Festival de Cannes: Almodovar, Assayas et les Dardenne entre culpabilité et chagrin (18/05/2016)
Malmené dans son pays pour son dernier film, Pedro Almodovar, par ailleurs empêtré dans le scandale de Panama Papers, est venu se rassurer Cannes, où Julieta a au contraire provoqué l’enthousiasme de la critique. De quoi espérer enfin une Palme d’or pour sa cinquième sélection en compétition, après avoir reçu en 1999 le prix de la mise en scène pour Tout sur ma mère et, en 2006, celui du scénario pour Volver, plus un prix collectif d'interprétation féminine?
Pas sûr pourtant que cela suffise à convaincre le jury. Julieta reste en-deça des meilleurs films de l’Espagnol, même si on aime ce portrait de mère en souffrance, brisée par l’absence de sa fille Antia qu’elle n’a pas vue depuis des années. Alors qu’elle a décidé de quitter Madrid, Julieta (Emma Suarez), la belle cinquantaine, professeur de grec passionnée par la mythologie, tombe par hasard sur Bea, l’amie d’enfance d’Antia qui lui dit l’avoir croisée quelques jours auparavant
Sous le choc, la mère change ses projets et, dans l’espoir, l’obsession de retrouver Antia, lui écrit ce qu’elle a gardé secret depuis toujours. Dès lors Pedro Almodovar déroule son film en flash-back, avec une Julieta jeune (Adrina Ugarte) en butte à une série de catastrophes, dont la mort de l’homme qu’elle aime.
Excellentes, les deux comédiennes qui tournaient pour la première fois sous la direction de Pedro Almodovar, font la force du film évoquant l’inéluctabilité de la perte des êtres chers.
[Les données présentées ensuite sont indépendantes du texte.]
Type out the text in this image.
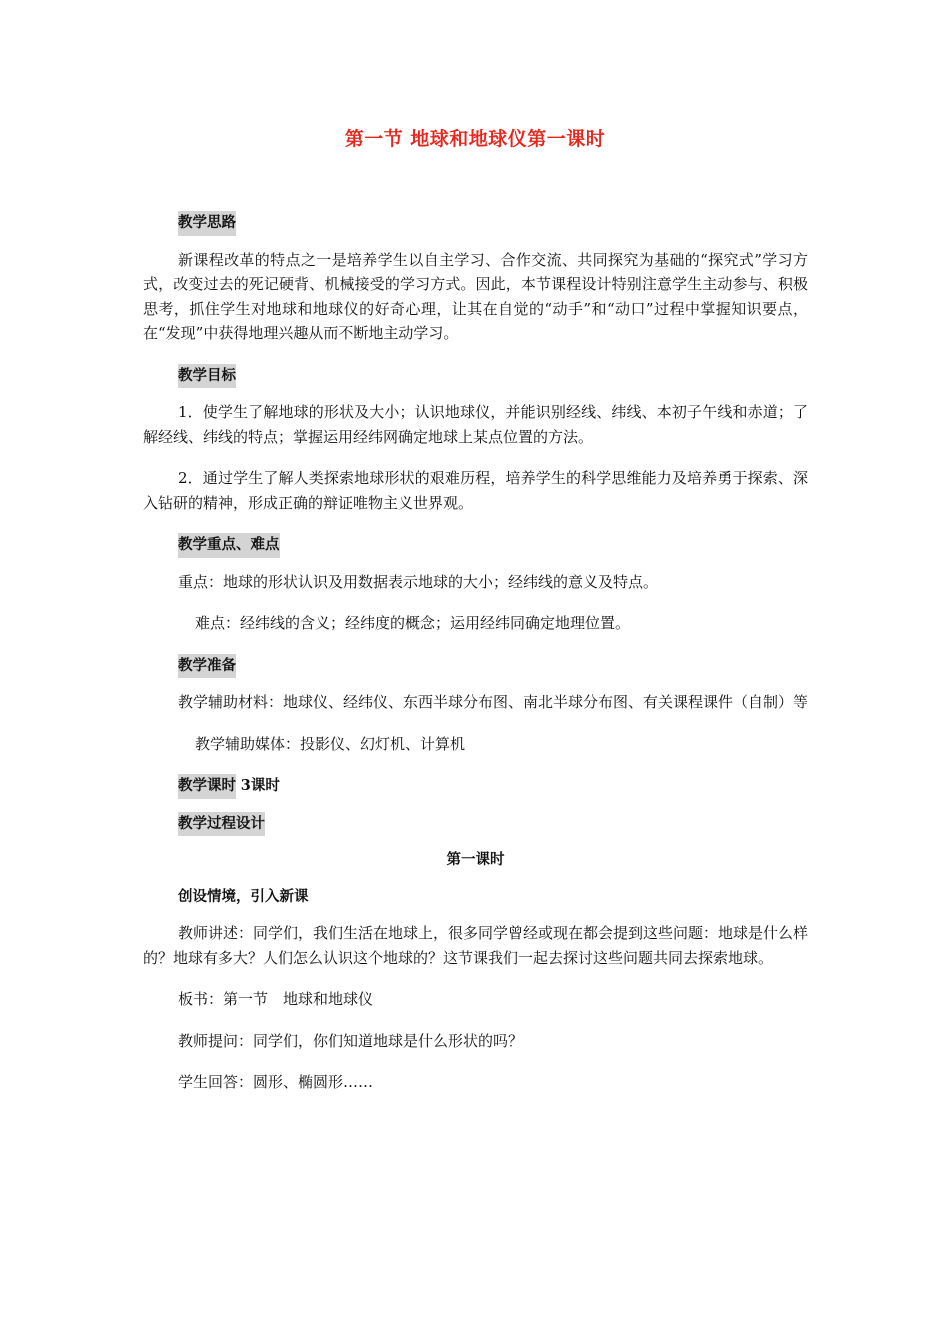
第一节 地球和地球仪第一课时
教学思路

新课程改革的特点之一是培养学生以自主学习、合作交流、共同探究为基础的“探究式”学习方式，改变过去的死记硬背、机械接受的学习方式。因此，本节课程设计特别注意学生主动参与、积极思考，抓住学生对地球和地球仪的好奇心理，让其在自觉的“动手”和“动口”过程中掌握知识要点，在“发现”中获得地理兴趣从而不断地主动学习。

教学目标

1．使学生了解地球的形状及大小；认识地球仪，并能识别经线、纬线、本初子午线和赤道；了解经线、纬线的特点；掌握运用经纬网确定地球上某点位置的方法。

2．通过学生了解人类探索地球形状的艰难历程，培养学生的科学思维能力及培养勇于探索、深入钻研的精神，形成正确的辩证唯物主义世界观。

教学重点、难点

重点：地球的形状认识及用数据表示地球的大小；经纬线的意义及特点。

难点：经纬线的含义；经纬度的概念；运用经纬同确定地理位置。

教学准备

教学辅助材料：地球仪、经纬仪、东西半球分布图、南北半球分布图、有关课程课件（自制）等

教学辅助媒体：投影仪、幻灯机、计算机

教学课时 3课时
教学过程设计
第一课时
创设情境，引入新课

教师讲述：同学们，我们生活在地球上，很多同学曾经或现在都会提到这些问题：地球是什么样的？地球有多大？人们怎么认识这个地球的？这节课我们一起去探讨这些问题共同去探索地球。

板书：第一节　地球和地球仪

教师提问：同学们，你们知道地球是什么形状的吗？

学生回答：圆形、椭圆形……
Traversé par un fort sentiment de culpabilité, il allie thriller psychologique, mélodrame et roman-photo.
Olivier Assayas hué
Si Pedro Almodovar a été bien applaudi lors de la projection de presse, ce n’est pas le cas d’Olivier Assayas, copieusement hué pour Personal Shopper, avec Kristen Stewart. Pourquoi tant de haine à l’égard de cette histoire de fantômes? On est certes un rien réservé, mais d’ici à parler de «naufrage embarrassant»!
D’autant que la jolie Américaine se révèle parfaite dans le rôle de Maureen. Installée à Paris, elle est chargée de la garde-robe d’une star, trop occupée pour faire des courses elle-même chez les bijoutiers et grands couturiers, prétexte à un petit défilé de arques…Par ailleurs medium, c’est le nœud de l’intrigue, Maureen cherche à communiquer avec Lewis, son frère jumeau décédé récemment d’une crise cardiaque. et dont elle dit sentir la présence
Olivier Assayas, surfant sur l’usage abusif du portable à coups de textos anonymes et nous emmenant dans des maisons hantées parle, à l’instar d’Almodovar, du chagrin éprouvé quand les êtres aimés nous quittent. Maureen est inconsolable dans ce thriller fantastique qui tient de l’exercice de style assumé mais un poil ennuyeux.
Les Dardenne mollement accueillis
Si une première palme n’est pas promise à Pedro Almodovar, ce n’est pas non plus dans la poche pour les frères Dardenne, qui eux visent le triplé avec La fille inconnue. Pas accueilli d’une façon aussi hostile que Personal Shopper, il n'a malgré tout eu droit qu'à des applaudissements mous. Accompagnés de quelques sifflets et de tweets peu charitables. Exaspérant, plat, fable trop prévisible, en demi-teinte…
Certes ce n’est pas du tout grand Dardenne, mais là encore le jugement est bien sévère pour l’histoire de Jenny, jeune médecin rongé par le remord pour avoir refusé d’ouvrir la porte de son cabinet à une jeune fille, retrouvée morte le lendemain matin. Apprenant de surcroît que la police ignore son identité, elle va tenter, toute seule, de la trouver.
Jusqu’alors centré sur les gestes et le quotidien d’un médecin généraliste chargé de former un stagiaire, le film qui livre, à l’instar de Pedro Almodovar une réflexion sur la culpabilité, bifurque vers une enquête policière qui n’est pas d’un intérêt majeur Reste que s’il laisse un peu sur sa faim, le dernier-né des Belges est porté par une Adèle Haenel remarquable enlevant le morceau par son jeu à la fois simple sobre, naturel et intense.
Julieta de Pedro Almodovar à l'affiche dans les salles de suisse romande dès mercredi 18 mai.